When performing the convolution in the frequency domain, the kernel is padded to match the image size anyway, and you've already stated that you are performing the convolution in the spatial domain.

I'm much more intrigued as to why you need to use an even sized kernel in the first place.

The correct answer is to return the results pixel in the upper left corner, regardless whether your matrix is evenly sized or not.
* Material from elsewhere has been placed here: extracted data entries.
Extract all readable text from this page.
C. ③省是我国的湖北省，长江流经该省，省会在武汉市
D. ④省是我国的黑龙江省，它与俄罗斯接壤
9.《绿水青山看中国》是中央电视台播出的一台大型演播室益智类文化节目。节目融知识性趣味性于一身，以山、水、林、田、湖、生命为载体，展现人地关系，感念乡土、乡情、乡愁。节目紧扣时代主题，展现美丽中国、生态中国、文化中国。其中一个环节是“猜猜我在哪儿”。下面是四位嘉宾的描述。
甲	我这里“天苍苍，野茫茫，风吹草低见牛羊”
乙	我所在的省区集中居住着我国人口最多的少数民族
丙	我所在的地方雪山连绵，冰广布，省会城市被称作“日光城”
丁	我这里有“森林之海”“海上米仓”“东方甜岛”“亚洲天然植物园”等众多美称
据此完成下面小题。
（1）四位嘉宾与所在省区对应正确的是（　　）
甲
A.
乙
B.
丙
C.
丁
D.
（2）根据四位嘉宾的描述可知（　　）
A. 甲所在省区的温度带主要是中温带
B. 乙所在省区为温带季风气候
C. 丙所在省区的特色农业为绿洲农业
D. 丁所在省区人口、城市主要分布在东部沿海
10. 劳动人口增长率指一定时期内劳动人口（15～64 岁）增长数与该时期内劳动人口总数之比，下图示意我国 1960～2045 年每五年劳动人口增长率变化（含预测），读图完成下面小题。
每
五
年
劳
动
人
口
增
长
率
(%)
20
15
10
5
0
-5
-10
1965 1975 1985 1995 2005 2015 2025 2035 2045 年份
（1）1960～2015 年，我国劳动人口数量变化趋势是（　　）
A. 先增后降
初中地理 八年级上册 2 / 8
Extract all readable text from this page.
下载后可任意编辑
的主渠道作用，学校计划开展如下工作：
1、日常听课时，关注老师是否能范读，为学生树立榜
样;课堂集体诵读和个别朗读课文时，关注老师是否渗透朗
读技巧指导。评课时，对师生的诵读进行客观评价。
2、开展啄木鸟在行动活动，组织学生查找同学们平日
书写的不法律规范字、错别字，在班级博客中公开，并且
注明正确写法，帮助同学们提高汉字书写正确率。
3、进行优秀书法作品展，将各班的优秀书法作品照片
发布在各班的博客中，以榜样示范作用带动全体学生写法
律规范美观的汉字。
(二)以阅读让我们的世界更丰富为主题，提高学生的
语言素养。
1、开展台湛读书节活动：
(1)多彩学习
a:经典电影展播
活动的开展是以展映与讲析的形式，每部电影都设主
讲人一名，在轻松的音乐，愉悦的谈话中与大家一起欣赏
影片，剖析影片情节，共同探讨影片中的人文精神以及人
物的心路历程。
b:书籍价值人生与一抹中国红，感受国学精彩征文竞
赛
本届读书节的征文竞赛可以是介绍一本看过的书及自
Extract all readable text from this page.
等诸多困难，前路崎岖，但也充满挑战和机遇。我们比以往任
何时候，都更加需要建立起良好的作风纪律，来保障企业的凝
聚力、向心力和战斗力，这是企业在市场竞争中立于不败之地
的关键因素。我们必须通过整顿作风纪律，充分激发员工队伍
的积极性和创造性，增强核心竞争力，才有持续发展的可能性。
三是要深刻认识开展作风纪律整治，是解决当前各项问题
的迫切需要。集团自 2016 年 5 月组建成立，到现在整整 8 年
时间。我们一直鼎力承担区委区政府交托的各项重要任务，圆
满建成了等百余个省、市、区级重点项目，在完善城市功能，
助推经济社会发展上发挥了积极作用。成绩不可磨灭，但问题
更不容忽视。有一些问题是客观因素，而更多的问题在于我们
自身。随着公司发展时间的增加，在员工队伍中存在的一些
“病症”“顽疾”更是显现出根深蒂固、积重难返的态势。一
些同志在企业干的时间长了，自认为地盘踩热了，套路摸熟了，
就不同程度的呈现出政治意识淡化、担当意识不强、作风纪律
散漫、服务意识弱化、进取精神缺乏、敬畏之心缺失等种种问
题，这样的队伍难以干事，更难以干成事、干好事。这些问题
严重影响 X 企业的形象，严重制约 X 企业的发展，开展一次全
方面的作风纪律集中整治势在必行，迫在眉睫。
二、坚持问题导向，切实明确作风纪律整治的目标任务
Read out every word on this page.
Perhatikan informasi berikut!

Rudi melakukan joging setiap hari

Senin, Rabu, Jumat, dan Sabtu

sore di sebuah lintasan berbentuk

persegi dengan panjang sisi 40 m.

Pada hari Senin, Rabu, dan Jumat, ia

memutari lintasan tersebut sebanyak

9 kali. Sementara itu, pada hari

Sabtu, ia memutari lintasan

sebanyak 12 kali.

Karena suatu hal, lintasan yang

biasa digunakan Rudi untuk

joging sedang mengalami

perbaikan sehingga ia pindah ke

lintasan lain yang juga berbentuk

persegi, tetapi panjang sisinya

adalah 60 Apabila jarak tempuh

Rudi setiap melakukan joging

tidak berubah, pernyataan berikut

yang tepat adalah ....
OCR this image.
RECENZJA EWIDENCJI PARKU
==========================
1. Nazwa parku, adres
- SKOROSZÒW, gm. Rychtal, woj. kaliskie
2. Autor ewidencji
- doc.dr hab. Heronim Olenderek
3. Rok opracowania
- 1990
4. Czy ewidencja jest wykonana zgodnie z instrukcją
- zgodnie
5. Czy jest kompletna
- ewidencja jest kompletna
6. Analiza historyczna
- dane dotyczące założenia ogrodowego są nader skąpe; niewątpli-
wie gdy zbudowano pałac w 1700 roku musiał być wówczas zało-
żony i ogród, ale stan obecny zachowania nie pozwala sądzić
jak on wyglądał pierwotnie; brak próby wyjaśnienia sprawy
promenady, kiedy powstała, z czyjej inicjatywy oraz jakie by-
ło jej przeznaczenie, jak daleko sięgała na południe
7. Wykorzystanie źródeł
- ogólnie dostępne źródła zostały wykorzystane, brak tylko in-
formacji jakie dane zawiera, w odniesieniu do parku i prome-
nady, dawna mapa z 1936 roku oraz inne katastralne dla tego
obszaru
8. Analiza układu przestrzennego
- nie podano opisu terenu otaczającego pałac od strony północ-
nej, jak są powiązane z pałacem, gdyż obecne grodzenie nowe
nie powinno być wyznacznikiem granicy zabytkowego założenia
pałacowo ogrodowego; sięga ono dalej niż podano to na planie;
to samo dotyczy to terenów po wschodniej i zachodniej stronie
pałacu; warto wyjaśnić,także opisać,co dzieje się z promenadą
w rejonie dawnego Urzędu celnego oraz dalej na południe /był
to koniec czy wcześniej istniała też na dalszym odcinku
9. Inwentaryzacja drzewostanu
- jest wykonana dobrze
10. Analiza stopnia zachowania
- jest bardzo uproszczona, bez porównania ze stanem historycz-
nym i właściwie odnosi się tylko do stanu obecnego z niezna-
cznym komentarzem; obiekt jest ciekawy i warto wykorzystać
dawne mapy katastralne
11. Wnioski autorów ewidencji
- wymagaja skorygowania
Then you can simply perform the operation in a simple scanline, and they require no memory.

private static void applyBlur(int[] pixels, int stride) {
    int v0, v1, v2, r, g, b;
    int pos;
    pos = 0;
    try {
        while (true) {
            v0 = pixels[pos];
            v1 = pixels[pos+1];
            v2 = pixels[pos+2];

            r = ((v0 >> 16) & 0xFF) + ((v1 >> 16) & 0xFF) + ((v2 >> 16) & 0xFF);
            g = ((v0 >> 8 ) & 0xFF) + ((v1 >>  8) & 0xFF) + ((v2 >>  8) & 0xFF);
            b = ((v0      ) & 0xFF) + ((v1      ) & 0xFF) + ((v2      ) & 0xFF);
            r/=3;
            g/=3;
            b/=3;
            pixels[pos++] = r << 16 | g << 8 | b;
        }
    }
    catch (ArrayIndexOutOfBoundsException e) { }
    pos = 0;
    try {
    while (true) {
            v0 = pixels[pos];
            v1 = pixels[pos+stride];
            v2 = pixels[pos+stride+stride];

            r = ((v0 >> 16) & 0xFF) + ((v1 >> 16) & 0xFF) + ((v2 >> 16) & 0xFF);
            g = ((v0 >> 8 ) & 0xFF) + ((v1 >>  8) & 0xFF) + ((v2 >>  8) & 0xFF);
            b = ((v0      ) & 0xFF) + ((v1      ) & 0xFF) + ((v2      ) & 0xFF);
            r/=3;
            g/=3;
            b/=3;
            pixels[pos++] = r << 16 | g << 8 | b;
        }
    }
    catch (ArrayIndexOutOfBoundsException e) { }
}